Ilustrações:
GUSTAVO BACARISAS Y PODESTÁ
(1873 – 1971. Gibraltrar, Cádiz / Espanha)
Conto e fotografias: ANTONIO NAHUD
Vê-lo não é um espetáculo divertido. A julgar
pelas circunstâncias, está há uma ou duas horas atado a um grosso tronco de oliveira,
nu, saco cortado e enfiado goela adentro. O sangue vinho escorre pelas pernas
fortes, sem pelos, manchando a terra áspera. Olhos grandes, opacos, bem
abertos, fixam o nada, tomados por um susto dos diabos. Enormes orelhas, olhos
negros, e parece tão inocente como um pequeno animal dos bosques. Nenhuma
documentação, roupas ou qualquer objeto que o identifique.

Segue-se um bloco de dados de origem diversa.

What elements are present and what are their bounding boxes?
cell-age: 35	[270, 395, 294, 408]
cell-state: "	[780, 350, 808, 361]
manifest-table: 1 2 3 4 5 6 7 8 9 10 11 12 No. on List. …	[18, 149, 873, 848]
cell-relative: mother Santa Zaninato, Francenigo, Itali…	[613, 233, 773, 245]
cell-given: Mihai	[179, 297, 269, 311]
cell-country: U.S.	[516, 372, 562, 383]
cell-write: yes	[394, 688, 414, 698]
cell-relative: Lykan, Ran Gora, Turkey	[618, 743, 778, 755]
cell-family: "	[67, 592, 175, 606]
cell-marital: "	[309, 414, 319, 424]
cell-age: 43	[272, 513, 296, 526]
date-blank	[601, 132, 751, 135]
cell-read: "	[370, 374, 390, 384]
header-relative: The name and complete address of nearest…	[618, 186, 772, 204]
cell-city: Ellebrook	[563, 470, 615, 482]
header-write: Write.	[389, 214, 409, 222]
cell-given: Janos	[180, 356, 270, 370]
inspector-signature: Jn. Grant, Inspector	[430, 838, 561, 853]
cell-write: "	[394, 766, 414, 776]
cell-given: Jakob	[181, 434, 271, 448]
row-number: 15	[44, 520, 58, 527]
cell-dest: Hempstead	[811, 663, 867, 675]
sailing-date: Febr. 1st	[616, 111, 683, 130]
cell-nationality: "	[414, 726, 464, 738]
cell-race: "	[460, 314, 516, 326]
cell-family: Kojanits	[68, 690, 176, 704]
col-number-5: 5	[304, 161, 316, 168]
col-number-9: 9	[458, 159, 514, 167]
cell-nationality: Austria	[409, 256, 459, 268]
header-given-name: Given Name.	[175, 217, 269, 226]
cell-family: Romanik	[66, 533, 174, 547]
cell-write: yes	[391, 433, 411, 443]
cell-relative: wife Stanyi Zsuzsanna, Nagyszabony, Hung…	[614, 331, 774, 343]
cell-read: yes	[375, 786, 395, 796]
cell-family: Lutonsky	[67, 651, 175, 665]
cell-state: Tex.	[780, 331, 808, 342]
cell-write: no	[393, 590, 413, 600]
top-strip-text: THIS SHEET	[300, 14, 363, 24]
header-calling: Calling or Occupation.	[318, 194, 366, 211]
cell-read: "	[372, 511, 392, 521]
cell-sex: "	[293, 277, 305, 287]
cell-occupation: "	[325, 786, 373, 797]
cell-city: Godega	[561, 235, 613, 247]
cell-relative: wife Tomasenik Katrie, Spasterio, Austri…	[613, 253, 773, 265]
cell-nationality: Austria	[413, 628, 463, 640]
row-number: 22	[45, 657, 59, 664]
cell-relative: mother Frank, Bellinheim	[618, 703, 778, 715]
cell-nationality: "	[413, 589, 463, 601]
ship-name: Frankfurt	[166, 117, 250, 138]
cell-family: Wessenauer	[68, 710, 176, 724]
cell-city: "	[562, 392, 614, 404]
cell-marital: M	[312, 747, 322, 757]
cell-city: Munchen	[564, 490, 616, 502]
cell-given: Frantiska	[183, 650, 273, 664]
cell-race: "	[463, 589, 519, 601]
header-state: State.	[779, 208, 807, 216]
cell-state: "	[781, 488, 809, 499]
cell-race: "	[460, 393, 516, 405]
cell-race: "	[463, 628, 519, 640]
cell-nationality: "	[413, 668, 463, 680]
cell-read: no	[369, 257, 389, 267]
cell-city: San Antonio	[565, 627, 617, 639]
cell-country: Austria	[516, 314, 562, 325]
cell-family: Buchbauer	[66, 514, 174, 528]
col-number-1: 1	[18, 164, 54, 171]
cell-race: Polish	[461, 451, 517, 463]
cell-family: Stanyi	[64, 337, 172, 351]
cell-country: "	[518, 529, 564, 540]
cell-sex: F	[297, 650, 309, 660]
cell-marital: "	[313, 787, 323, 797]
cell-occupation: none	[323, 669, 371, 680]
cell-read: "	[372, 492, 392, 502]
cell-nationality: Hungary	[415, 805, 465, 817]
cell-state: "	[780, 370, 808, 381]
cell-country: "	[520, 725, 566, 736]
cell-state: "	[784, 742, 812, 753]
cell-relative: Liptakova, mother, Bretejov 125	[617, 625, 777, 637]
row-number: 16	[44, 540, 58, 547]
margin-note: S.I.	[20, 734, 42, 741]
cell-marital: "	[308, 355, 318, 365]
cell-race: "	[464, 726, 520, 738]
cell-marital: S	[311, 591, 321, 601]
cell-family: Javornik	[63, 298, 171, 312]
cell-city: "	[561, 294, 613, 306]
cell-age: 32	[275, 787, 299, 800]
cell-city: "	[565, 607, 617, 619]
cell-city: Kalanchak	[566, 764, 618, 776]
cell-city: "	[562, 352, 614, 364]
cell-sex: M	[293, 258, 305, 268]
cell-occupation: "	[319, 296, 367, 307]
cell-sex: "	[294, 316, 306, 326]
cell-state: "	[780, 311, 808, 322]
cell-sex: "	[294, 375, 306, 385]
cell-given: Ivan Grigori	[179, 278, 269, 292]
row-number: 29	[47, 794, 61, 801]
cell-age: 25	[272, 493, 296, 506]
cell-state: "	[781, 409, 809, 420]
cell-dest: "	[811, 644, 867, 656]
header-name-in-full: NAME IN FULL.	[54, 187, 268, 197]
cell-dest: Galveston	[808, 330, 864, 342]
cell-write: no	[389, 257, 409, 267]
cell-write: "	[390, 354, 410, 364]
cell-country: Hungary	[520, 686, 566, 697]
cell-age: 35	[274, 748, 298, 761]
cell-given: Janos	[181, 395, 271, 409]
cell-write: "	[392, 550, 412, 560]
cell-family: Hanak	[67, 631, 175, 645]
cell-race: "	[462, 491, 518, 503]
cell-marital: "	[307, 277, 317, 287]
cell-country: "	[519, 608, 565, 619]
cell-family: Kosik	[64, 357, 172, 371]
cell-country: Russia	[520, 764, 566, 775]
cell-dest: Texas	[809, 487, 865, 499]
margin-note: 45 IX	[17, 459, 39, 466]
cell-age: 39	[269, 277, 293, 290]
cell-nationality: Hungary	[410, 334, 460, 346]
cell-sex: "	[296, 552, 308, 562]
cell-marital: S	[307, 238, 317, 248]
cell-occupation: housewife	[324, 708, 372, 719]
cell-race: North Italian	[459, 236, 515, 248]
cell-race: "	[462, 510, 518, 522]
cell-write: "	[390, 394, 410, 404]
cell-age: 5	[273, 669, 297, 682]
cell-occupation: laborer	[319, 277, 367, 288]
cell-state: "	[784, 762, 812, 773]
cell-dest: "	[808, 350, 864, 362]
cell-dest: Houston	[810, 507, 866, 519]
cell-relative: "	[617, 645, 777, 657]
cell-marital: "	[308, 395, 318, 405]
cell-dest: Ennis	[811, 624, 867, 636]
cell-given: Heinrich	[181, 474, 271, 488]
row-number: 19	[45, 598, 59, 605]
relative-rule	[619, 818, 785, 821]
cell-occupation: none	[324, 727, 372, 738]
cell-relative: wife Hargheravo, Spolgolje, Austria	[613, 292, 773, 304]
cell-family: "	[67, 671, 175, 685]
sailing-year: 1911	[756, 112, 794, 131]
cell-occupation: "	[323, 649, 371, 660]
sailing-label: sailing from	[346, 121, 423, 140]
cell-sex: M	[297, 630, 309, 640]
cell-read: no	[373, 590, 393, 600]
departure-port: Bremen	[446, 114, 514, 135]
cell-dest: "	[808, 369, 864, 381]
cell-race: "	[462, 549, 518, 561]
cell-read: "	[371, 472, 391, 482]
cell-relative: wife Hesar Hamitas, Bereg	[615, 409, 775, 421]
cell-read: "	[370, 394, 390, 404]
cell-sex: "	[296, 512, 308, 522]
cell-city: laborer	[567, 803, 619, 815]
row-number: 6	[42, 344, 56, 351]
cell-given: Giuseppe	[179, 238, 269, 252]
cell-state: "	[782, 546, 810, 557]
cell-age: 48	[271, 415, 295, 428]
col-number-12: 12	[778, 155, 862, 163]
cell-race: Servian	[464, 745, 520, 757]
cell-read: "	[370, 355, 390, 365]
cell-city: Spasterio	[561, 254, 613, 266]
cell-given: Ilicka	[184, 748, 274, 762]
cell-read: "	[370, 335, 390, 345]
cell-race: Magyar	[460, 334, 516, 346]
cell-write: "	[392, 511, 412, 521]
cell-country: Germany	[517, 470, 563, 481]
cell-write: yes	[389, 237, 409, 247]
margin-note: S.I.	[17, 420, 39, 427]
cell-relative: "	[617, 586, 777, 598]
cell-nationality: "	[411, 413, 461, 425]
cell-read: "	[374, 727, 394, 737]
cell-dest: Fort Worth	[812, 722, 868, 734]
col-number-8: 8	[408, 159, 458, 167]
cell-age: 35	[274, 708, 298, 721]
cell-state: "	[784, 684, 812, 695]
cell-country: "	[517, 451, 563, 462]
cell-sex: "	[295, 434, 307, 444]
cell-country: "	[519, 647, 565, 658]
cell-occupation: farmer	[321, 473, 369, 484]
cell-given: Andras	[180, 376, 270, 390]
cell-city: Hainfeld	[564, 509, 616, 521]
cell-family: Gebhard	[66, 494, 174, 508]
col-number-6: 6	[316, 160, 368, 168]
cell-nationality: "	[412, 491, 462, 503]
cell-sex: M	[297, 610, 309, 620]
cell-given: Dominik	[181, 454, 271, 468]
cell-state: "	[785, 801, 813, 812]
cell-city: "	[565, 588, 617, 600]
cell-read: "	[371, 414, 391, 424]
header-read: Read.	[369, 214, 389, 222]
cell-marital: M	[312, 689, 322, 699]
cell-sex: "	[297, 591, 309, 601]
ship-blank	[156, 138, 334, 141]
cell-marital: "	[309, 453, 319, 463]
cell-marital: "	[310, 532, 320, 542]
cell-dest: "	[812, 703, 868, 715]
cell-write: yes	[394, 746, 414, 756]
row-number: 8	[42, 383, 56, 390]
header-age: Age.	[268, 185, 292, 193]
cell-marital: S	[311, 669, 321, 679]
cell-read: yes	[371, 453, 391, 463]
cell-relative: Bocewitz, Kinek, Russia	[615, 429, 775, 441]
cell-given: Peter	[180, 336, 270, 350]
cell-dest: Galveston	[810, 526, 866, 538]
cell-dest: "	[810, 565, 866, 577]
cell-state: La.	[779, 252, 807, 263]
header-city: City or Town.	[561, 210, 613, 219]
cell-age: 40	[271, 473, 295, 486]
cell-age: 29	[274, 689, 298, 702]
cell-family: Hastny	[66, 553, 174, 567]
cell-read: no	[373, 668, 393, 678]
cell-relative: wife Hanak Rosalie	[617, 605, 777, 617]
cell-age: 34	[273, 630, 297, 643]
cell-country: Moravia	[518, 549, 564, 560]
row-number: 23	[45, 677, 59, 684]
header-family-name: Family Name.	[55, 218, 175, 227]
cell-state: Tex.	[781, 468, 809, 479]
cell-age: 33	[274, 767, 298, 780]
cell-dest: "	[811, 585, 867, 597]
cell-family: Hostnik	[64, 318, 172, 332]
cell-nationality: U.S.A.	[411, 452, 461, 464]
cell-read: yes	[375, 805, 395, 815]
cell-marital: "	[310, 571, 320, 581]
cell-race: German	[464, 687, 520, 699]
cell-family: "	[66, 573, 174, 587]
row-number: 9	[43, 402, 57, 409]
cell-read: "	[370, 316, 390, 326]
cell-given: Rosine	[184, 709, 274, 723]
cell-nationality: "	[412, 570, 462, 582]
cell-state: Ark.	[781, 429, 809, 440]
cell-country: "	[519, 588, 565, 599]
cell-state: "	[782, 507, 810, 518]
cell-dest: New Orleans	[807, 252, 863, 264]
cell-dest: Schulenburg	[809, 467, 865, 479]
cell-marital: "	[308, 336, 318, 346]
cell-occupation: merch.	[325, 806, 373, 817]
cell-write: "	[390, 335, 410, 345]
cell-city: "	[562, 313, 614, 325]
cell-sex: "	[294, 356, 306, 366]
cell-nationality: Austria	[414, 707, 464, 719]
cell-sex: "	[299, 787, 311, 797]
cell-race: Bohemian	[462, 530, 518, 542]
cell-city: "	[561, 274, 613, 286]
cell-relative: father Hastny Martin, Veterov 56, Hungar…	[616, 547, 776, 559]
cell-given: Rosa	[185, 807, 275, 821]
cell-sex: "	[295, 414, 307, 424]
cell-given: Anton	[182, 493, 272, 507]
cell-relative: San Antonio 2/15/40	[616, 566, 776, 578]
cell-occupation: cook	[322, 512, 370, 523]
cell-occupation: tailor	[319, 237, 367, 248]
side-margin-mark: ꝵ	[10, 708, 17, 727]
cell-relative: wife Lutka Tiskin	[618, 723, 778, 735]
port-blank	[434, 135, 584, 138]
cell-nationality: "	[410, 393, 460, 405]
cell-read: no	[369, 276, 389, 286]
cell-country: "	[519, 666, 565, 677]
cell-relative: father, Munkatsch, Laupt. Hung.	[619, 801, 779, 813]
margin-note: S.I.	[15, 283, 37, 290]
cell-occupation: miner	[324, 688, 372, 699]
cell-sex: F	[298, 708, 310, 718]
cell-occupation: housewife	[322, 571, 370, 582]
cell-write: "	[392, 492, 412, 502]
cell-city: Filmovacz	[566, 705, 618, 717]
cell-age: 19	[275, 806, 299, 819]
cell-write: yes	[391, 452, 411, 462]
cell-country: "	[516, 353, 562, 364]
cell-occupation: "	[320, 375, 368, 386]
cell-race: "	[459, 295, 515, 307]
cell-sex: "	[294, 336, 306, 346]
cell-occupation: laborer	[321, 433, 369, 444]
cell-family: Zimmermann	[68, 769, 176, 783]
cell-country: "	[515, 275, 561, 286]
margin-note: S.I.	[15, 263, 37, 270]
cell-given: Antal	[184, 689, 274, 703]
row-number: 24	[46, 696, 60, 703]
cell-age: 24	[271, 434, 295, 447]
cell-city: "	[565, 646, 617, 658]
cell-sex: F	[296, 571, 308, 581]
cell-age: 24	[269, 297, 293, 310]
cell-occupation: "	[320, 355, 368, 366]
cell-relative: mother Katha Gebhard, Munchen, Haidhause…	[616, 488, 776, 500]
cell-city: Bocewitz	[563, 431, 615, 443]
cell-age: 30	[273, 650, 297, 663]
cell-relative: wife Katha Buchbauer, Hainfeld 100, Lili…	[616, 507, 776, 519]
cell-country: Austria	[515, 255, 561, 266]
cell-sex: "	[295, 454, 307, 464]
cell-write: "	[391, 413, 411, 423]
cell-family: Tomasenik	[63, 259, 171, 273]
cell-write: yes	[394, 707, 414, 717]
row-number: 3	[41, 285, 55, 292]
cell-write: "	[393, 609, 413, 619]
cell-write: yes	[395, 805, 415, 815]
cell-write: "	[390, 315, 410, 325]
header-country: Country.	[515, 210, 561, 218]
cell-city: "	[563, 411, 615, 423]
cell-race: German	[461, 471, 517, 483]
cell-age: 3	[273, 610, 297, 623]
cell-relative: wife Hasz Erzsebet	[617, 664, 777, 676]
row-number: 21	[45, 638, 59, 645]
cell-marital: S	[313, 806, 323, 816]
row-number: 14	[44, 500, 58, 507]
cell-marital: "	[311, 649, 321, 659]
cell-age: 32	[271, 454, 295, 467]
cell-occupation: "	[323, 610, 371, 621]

Depois de busca
minuciosa, o policial colhe a dois metros do corpo, entre tufos de alfazema, um
preservativo utilizado e anel de prata com a letra M gravada. “É um maldito
marroquino sem papéis”, sentencia a autoridade gorda, carrancuda.
Vinte
e quatro horas antes, Mohamed beijou a mãe e cada um dos nove irmãos mais
novos; e eles, esperançosos, não choraram. No bote, apertado entre 17 indivíduos
suados e tensos, em pé, buscou o céu oculto pela neblina e a lembrança do avô
poeta recitando o épico “A Gata Negra”, narrando a
sombria solidão humana. Ele o interpretava magistralmente em celebrações
públicas e reuniões familiares. Observando olhos, bocas, mãos, formas
fantasmagóricas que se escondem e se mostram na névoa, comoveu-se com uma mulher
de chilaba azul-turquesa e rosto tapado, agarrando-se a uma criança de colo. O
seu olhar fulminante escondia um grito. Atravessando o Estreito de Gibraltar
habitado por golfinhos e sereias famintas de carne humana, despediu-se da
branca Tânger. O perfume particular da cidade cheirava a coisa antiga,
confundindo-se com o perfume selvagem e apaixonado da terra cigana do outro
lado do canal.
Deixou
uma dívida de 1500 euros, que será cobrada pelo dono da embarcação, em dez
prestações mensais, diretamente a sua miserável família. Antes, tentou por duas
vezes o visto para entrar legalmente no continente europeu, e não houve conversa,
tampouco apelo, negadas as súplicas sem explicação. Aos 21 anos, falando quatro
idiomas, e dono de extraordinária beleza que atrai estrangeiros ávidos por
sexo, além de seus próprios companheiros, que o curraram algumas vezes sem
muita resistência, Mohamed vivia com o sonho de se tornar artista de cinema na
Itália ou França. Deixou a poética Chechoaouén, no alto das montanhas, sem dó
nem piedade, e quando o marcado rosto materno se crispou, afirmou convicto:
“Não se preocupe, ganharei dinheiro e darei uma vida melhor para todos nós”. O
pai fez a mesma aventura dois anos antes, em um bote idêntico ao que utilizou
como transporte aquático, e nunca mais se soube dele ou dos 34 imigrantes que o
acompanhavam. Com a roupa do corpo e a joia de prata como únicos bens, tremendo
de frio, alucinado pelo vento forte e as violentas ondas do mar Mediterrâneo, Mohamed
cantou com toda a força um antigo cântico berbere ensinado por sua avó.
Imediatamente, o capitão da frágil embarcação exigiu silêncio, censurando: “O
que quer? Não percebe que a patrulha está alerta para qualquer ruído?”.
Às
doze da noite avistou a costa: uma praia deserta, montanhas, as luzes
longínquas de Tarifa. A súbita claridade provocou incômodo e excitação.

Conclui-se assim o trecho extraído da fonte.